NOTE: If you previously used a non-privileged account for Microsoft Entra ID data collection in your Netwrix Auditor, consider that after the upgrade you will have to perform the role assignment procedure again, selecting one of these approaches. Until then, data collection will not be performed.
Follow the steps to assign a privileged role to the account.
Step 1 – Sign in to Microsoft Entra ID portal using your Microsoft account.
Step 2 – Select Microsoft Entra ID on the left.
Step 3 – Select the account that you want to use as data collecting account, or create a new user.
Step 4 – Make sure you have disabled multi-factor authentication for this account.
Step 5 – Expand Directory role and select the role you need (for example, Global admin or any other privileged role).

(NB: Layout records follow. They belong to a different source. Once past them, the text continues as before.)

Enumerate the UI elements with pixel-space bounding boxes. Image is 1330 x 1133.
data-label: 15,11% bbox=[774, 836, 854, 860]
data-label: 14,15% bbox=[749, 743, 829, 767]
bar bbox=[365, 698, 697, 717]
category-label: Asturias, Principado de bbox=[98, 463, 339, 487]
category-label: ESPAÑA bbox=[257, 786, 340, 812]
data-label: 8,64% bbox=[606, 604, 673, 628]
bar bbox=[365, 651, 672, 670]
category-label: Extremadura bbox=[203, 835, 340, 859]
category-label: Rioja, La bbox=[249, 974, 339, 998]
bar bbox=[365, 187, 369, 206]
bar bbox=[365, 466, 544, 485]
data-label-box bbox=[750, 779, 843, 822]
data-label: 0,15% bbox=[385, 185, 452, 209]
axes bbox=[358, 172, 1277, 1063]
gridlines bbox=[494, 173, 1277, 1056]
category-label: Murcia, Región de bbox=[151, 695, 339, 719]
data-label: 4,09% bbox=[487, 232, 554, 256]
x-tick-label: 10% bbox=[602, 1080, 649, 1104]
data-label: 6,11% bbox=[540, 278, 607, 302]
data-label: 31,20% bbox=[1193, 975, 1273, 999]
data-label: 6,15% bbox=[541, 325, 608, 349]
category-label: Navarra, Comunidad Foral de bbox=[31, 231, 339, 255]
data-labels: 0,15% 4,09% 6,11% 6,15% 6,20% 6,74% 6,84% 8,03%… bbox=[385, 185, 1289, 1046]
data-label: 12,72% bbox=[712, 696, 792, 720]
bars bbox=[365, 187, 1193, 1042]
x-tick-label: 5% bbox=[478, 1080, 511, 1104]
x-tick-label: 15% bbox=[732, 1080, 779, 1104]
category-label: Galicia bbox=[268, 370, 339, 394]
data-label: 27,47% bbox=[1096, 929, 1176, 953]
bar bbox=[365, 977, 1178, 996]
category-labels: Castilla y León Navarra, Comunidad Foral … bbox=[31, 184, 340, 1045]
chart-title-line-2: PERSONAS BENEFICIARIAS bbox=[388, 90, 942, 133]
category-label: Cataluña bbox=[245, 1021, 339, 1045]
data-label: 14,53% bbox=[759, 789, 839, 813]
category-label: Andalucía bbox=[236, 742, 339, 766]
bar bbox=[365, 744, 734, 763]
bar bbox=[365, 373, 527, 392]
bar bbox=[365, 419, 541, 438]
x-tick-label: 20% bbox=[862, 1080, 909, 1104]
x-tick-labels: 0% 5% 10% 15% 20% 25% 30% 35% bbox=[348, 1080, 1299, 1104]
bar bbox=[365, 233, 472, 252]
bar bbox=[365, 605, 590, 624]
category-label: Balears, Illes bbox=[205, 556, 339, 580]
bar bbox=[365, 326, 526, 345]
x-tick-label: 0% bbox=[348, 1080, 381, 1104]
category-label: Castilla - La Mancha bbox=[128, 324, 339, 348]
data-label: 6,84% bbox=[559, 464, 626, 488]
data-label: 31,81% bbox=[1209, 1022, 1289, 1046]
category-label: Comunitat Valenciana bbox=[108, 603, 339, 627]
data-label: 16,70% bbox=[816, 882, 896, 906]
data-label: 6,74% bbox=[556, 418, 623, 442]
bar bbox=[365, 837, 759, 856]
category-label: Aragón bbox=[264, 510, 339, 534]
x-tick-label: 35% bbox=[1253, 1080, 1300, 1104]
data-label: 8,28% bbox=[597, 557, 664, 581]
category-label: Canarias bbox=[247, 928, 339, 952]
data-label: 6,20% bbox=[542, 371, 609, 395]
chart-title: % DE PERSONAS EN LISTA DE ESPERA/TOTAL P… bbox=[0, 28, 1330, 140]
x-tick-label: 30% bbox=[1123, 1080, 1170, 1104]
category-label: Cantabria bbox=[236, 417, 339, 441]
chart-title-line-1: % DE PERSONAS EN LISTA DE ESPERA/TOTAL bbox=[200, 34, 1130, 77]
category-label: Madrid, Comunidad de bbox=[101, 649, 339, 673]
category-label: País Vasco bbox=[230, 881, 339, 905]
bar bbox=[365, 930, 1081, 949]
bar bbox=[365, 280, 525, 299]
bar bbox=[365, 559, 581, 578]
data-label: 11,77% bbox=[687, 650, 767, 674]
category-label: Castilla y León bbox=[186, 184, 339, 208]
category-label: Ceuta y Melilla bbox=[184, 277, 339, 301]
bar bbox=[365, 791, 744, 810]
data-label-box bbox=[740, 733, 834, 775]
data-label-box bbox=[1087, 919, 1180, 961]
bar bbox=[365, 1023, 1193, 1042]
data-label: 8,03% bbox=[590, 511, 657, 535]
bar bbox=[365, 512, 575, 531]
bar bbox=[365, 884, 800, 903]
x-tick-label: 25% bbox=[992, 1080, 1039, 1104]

Remember, In Microsoft Graph API, Microsoft Entra ID Graph API, and Microsoft Entra ID PowerShell, the Global admin role is identified as Company Administrator.
Step 6 – Click OK.
Step 7 – In Auditor, create a monitoring plan for auditing Microsoft Entra ID and specify this account with this privileged role on the Specify the account for collecting data step.
Step 8 – Wait until initial data collection completes.
Step 9 – Open Microsoft Entra ID portal and remove the privileged role from the account.
Step 10 – Assign a less-privileged role to this account.
A less privileged role has now been assigned to the account.
See the Permissions for Microsoft Entra ID Auditing topic for additional information.